Avoir la rage. Dire la rage. Entendre la rage. Émilienne Flagothier hurle la violence subie par les femmes, que l’on a lourdement tendance à taire.

L’envie folle de faire violence à ceux qui nous la font, la violence. Celle, ordinaire, subie par les femmes. Rage, c’est une succession de plusieurs scènes parlées/mimées de violences quotidiennes. Sur le plateau, quatre comédiennes incarnent tant les femmes que les hommes. Bite collée au front ou moustache sous le nez pour ces derniers. La scénographie est simple et complexe à la fois: du bleu au sol, du blanc en monticules de plâtre.
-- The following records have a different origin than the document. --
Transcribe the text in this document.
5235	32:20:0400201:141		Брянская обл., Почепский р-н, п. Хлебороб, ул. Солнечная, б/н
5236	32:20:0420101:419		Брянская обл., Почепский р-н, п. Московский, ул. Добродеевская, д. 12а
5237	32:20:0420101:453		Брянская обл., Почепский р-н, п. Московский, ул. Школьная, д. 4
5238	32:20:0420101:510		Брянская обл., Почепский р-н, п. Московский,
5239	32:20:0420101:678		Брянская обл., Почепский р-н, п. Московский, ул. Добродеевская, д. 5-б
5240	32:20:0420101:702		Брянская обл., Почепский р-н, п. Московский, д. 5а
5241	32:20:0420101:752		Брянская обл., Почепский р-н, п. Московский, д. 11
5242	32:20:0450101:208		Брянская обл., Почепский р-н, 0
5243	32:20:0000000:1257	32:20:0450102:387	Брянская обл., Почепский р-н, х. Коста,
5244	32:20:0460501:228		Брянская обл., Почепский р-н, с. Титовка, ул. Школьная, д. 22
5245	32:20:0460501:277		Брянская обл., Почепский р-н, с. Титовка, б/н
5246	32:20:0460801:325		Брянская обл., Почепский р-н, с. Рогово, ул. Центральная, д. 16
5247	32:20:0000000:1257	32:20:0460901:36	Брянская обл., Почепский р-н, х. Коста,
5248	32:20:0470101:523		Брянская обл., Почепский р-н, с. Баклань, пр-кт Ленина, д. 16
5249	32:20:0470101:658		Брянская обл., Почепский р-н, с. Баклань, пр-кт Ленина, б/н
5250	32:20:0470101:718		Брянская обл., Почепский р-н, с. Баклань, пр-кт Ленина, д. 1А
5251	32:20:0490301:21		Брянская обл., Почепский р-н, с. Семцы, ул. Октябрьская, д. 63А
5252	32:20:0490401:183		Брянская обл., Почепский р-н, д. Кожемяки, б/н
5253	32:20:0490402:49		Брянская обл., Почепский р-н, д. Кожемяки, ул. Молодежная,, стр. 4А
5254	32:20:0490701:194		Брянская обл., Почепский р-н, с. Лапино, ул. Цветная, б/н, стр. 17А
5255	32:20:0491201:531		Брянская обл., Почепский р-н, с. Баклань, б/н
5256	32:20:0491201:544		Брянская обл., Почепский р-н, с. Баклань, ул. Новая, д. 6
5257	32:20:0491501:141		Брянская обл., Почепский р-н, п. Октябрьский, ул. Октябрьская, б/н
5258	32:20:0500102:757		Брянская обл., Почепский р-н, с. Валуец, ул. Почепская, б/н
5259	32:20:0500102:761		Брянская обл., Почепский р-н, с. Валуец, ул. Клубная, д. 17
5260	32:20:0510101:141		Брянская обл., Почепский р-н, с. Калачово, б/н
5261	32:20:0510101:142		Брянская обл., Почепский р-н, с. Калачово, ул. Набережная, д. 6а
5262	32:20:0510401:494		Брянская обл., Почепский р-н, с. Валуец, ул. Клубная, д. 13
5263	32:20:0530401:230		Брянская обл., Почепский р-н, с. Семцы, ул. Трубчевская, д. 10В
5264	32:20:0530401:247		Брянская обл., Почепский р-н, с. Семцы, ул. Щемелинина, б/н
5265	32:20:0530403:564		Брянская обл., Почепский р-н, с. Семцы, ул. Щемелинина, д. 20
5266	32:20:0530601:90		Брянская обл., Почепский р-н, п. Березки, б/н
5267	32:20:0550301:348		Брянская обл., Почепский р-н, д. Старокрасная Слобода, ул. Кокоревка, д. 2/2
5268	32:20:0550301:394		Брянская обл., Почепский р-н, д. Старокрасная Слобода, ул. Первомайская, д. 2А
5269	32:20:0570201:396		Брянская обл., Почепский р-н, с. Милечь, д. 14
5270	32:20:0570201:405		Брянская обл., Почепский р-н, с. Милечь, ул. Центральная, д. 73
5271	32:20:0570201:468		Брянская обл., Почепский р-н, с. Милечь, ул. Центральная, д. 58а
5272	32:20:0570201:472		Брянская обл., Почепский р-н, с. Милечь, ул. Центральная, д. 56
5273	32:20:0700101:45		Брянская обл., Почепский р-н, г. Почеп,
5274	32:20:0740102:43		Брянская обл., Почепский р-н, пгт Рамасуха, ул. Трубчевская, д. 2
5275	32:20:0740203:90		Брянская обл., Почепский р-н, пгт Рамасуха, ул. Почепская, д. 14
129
Des corps étendus? L’ébauche d’un autre monde? Le travail de la plasticienne Camille Lavaud: “J’ai voulu travailler avec une autre artiste, une plasticienne, qui apporterait un autre angle artistique que celui du théâtre”, explique à ce sujet Émilienne Flagothier, créatrice du spectacle. Un écrin naturel et brut pour ses scènes d’ une brutalité quotidienne, en finesse et sans en avoir l’air. “Je voulais faire un spectacle qui ne parle pas d’histoire de mecs. Et, je me suis rendu compte que j’ai mis beaucoup de temps à nommer ma colère, poursuit Émilienne. Pendant le confinement, j’ai voulu travailler sur les émotions, et je me suis aperçue que je ne leur laissais pas de place. J’avais plein de problème avec les hommes de mon entourage, à cause de cette colère, je n’arrivais pas à me mettre dans le relationnel. J’étais beaucoup dans des milieux féministes, sans homme, ou avec peu d’hommes. Et quand je revenais dans le monde normal, ma colère revenait. Je me suis dit qu’il fallait que je déclenche cette colère. Le plateau est un lieu idéal pour ça. Parce que si on n’exprime pas cette colère, on la retourne contre soi. Ça devient de la tristesse, de la dépression, du mal envers soi.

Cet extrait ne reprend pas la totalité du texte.